Autour de 200 millions d'euros. C'est, selon la profession agricole, l'estimation globale du chiffre d'affaires qui dépend directement de l'irrigation à l'aval du barrage de Vinça, dans les Pyrénées-Orientales. Une richesse créée principalement par les pêches et nectarines, autour de 100.000 tonnes par an, et le maraîchage.
C'est donc tout un pan important de l'économie locale qui se trouve fragilisé par la décision rendue le 29 novembre par le tribunal administratif de Montpellier qui condamne les dérogations accordées par l'État sur le débit minimum de la rivière Têt. Déposé par France Nature Environnement, le recours visait à faire coïncider le débit de la rivière avec les seuils déterminés par une étude réalisée au début des années 2010. Étude qui préconisait de ne pas descendre en dessous de 1,8 m3 par seconde durant la période d'étiage.
Organiser des tours d'eau
« La Têt est un fleuve de régime pluvio-nival, donc il coule en été », justifie Olivier Gourbinot, coordinateur de l'association France Nature Environnement à Montpellier.
De plus, le fleuve bénéficie de deux retenues qui stockent autour de 40 millions de m3 d'eau. Les dérogations alors accordées permettaient de descendre jusqu'à 0,6 m3 en été et imposaient 1,2 m3 en moyenne sur l'année.
« Mais à 0,9 m3, on est sous le seuil de survie des espèces », argumente Olivier Gourbinot.
Le jugement du 29 novembre remonte à 1,5 m3 le débit minimum à laisser dans la rivière, sans modulation possible.
« Au cours d'un été comme celui que nous venons de vivre, cela obligera à organiser des tours d'eau, des coupures, entre les différents canaux d'irrigation », explique David Massot, président de l'ASA de Thuir, l'une des associations autorisées qui gèrent les canaux et les systèmes d'irrigation sous pression.

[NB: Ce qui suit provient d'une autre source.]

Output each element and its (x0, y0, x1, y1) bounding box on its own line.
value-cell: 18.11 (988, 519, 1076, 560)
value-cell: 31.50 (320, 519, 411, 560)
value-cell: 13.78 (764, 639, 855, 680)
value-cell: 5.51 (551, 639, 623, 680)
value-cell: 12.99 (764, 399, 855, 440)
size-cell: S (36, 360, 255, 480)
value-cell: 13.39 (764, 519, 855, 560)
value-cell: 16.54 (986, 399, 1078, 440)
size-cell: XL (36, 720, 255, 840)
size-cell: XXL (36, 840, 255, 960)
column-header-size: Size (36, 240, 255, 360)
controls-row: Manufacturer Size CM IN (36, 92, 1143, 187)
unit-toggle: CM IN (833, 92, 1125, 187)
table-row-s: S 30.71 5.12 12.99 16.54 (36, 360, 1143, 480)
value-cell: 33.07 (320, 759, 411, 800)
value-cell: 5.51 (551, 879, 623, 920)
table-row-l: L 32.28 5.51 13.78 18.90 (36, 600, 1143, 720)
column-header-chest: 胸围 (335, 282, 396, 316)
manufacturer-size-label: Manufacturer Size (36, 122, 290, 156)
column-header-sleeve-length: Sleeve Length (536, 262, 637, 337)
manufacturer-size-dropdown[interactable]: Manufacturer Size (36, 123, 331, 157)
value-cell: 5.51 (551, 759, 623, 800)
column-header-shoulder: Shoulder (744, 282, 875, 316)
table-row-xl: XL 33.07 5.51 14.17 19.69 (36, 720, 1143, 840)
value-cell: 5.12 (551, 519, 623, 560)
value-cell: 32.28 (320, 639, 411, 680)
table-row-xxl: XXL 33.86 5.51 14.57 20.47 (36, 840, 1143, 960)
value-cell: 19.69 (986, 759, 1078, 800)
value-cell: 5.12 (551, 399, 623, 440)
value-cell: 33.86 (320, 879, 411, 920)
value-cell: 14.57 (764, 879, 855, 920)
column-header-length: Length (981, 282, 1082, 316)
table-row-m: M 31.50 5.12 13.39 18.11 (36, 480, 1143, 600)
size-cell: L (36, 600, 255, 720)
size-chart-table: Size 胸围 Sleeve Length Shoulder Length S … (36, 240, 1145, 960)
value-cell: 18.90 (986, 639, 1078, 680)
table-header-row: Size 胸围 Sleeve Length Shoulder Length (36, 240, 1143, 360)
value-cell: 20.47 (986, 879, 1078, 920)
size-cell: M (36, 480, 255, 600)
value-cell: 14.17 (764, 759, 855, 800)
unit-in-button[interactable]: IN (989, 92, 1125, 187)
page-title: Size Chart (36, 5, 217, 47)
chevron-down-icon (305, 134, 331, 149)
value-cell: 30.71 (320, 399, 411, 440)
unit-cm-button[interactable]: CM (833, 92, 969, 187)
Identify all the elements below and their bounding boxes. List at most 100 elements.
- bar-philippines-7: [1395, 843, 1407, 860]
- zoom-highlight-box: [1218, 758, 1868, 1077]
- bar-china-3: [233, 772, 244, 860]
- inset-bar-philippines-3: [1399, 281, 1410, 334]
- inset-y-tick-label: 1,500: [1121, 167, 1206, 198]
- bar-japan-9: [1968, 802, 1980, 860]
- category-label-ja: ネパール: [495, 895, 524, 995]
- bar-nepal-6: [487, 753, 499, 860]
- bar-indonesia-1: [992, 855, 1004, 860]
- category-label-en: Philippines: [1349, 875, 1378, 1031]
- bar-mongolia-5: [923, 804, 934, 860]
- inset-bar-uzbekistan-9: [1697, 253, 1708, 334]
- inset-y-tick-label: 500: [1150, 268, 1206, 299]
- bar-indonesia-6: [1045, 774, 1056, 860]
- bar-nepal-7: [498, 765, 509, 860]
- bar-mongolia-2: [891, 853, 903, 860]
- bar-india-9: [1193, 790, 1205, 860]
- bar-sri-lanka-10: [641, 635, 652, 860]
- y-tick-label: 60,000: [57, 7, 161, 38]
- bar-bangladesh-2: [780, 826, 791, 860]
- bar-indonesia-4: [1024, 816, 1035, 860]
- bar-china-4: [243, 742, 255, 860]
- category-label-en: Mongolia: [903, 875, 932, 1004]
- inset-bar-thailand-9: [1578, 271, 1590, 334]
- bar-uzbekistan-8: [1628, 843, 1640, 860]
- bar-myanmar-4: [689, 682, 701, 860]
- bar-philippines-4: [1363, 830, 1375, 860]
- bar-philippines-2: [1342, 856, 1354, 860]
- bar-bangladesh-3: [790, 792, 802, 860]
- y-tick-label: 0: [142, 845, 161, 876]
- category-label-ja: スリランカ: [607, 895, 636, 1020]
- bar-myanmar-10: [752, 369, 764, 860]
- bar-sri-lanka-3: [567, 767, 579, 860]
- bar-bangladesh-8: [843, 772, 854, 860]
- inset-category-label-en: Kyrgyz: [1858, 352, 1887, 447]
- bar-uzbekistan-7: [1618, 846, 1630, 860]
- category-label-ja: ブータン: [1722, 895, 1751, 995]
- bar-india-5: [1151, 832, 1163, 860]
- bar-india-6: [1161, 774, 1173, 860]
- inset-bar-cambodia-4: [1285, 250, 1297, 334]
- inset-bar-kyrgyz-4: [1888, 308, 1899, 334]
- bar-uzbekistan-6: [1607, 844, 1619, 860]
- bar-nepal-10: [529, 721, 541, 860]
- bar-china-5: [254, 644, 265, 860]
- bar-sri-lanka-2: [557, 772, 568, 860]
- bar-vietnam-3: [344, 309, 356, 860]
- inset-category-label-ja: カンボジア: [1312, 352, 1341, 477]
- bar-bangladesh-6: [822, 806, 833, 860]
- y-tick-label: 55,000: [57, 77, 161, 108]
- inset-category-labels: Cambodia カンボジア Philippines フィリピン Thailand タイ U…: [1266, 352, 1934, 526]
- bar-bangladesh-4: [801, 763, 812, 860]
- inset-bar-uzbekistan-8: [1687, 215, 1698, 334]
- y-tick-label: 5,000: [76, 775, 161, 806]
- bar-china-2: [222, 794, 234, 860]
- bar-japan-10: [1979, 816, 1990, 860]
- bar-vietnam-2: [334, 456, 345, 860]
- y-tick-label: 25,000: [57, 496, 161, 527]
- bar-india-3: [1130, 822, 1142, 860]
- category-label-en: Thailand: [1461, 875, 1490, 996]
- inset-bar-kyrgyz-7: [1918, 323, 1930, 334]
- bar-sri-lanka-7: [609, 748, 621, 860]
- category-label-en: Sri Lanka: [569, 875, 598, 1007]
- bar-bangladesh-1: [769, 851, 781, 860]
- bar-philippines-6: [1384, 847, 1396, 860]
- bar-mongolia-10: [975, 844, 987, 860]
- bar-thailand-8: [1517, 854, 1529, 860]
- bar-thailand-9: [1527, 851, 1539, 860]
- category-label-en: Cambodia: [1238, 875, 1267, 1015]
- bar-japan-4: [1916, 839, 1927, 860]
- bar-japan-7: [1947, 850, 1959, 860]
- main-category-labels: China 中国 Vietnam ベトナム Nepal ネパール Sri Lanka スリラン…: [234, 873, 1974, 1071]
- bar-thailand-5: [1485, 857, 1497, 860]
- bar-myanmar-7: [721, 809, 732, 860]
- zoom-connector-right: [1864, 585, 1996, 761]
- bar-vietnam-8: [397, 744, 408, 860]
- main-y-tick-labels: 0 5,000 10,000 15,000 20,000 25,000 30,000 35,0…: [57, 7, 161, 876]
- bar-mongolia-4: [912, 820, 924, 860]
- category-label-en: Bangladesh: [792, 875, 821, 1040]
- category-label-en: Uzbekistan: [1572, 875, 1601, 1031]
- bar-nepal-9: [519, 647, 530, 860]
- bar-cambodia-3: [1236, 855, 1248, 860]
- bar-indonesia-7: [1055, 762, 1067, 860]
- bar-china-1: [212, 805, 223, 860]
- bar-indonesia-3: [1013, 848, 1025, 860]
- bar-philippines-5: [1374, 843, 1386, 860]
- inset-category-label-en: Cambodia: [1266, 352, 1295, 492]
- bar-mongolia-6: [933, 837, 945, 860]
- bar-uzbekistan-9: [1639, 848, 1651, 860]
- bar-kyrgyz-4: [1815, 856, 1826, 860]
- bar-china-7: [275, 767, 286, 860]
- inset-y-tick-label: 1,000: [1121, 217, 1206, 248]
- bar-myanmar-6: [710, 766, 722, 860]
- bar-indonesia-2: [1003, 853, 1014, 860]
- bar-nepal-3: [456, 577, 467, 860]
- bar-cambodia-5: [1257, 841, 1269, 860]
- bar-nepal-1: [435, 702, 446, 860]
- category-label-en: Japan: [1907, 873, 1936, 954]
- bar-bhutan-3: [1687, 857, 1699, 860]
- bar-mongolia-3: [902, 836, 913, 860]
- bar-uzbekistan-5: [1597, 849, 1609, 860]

Six canaux, les plus importants des Pyrénées-Orientales, sont concernés par cette décision : « Nous avons investi beaucoup pour limiter les fuites, pour mettre en place des systèmes d'irrigation économe en goutte à goutte, mais ce sont des systèmes qui ne supportent pas l'interruption. Nous apportons peu d'eau mais il faut que nous en apportions tous les jours » ajoute-t-il.
Vitale pour recharger les nappes phréatiques
Déçu de la décision du tribunal - « qui n'a pas su voir les efforts faits ces dernières années, notre capacité à nous organiser collectivement en prélevant moins que ce qui nous est autorisé et les économies réalisées », selon David Massot, soit autour de 35 millions de m3 -, le monde agricole espère que le préfet fera appel de la décision.
Le monde agricole rappelle par ailleurs que l'eau prélevée ne sert pas qu'à irriguer. Sa circulation est même vitale pour le rechargement des nappes phréatiques du département. Trois communes - Bouleternère, Saint-Michel de LLotes et Corbère - sont concernées cet automne par des coupures d'eau courante, comme elles l'ont été l'an passé. Et c'est le canal de Corbère qui recharge les nappes en laissant filer une partie de son débit, 200 litres par seconde en novembre, qui vient à la rescousse. De quoi peut-être inciter à faire avancer les délicats dossiers engagés sur le sujet ?
De la construction de stockages nouveaux portés par le monde agricole au développement d'un système de gestion collective de l'eau voulu par Nicolas Garcia, vice-président du Conseil départemental, afin de prendre en compte tous les usages.